Besides being slower than other languages, Mathematica has the disadvantage of not providing an easy way to change the color of one square without redrawing the whole plot. On the other hand, it is an interactive language in which you can easily try executing any number of steps between successive plots.

If you don't like Mathematica, here are versions of this program written in True Basic and Java. There's also a much more elaborate version written in REALbasic, which you can download (as source code or a compiled application) from here.

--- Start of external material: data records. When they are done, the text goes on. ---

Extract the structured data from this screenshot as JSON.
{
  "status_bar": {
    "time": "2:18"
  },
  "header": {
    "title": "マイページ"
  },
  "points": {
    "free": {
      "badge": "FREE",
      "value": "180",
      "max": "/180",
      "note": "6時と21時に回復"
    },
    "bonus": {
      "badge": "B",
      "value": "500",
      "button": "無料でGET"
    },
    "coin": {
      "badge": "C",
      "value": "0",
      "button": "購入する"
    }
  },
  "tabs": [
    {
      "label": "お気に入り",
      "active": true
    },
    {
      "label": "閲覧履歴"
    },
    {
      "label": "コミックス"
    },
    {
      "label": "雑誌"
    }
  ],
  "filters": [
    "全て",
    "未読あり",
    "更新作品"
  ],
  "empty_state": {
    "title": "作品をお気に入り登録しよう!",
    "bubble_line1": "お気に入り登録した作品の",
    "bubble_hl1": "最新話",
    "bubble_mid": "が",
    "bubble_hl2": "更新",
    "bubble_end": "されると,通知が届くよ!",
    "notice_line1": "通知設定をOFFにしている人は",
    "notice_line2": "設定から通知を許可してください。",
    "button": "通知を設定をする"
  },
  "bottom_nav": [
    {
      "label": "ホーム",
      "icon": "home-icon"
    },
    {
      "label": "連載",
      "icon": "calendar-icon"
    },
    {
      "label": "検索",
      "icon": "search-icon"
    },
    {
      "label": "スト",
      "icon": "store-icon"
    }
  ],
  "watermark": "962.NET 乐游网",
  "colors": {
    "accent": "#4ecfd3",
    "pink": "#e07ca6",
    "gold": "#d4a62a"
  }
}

The first block of code sets the size of the lattice, initializes it to a random array, defines a function to plot the array in pretty colors, and then plots the initial array:

size =50;
Clear[s];
s = Table[If[Random[Integer]==0, 1, -1], {i,1,size}, {j,1,size}];
plotit := ListDensityPlot[s, Mesh->False, PlotRange->{-1,1},
		ColorFunction->(RGBColor[1-#,1-#,#]&)];
plotit;
Next, define a function to compute the change in energy caused by a hypothetical flip of the dipole at location (i,j), using periodic boundary conditions:

deltaU[i_, j_] := 2*s[[i, j]]*(
        If[i == 1, s[[size, j]], s[[i-1, j]]]
      + If[i == size, s[[1, j]], s[[i+1, j]]]
      + If[j == 1, s[[i, size]], s[[i, j-1]]]
      + If[j == size, s[[i, 1]], s[[i, j+1]]])
The following function executes the Metropolis algorithm at the specified temperature for any desired number of steps, then plots the array to show the results. 
runawhile[T_, stepcount_] := (
  For[step = 0, step < stepcount, step++,
    i = Random[Integer, {1, size}];
    j = Random[Integer, {1, size}];
    Ediff = deltaU[i, j];
    If[Ediff <= 0, s[[i, j]] = -s[[i, j]],
        If[ Random[] < Exp[-Ediff/T], s[[i, j]] = -s[[i, j]] ]
        ]
    ];
  plotit;)
For example, this invokation executes 100 steps per lattice site, at the critical temperature. (Slow, you say? Then why are you using Mathematica?) 
runawhile[2.27, 100*size^2]
The following instruction produces a sequence of plots, with one step per lattice site between successive plots. To animate the sequence, click on the bar at the right that groups them together, then choose "Animate Selected Graphics" from the Cell menu. 
For[plotnum = 1, plotnum <= 20, plotnum++, runawhile[2.27, size^2]]

Last modified on January 22, 2003.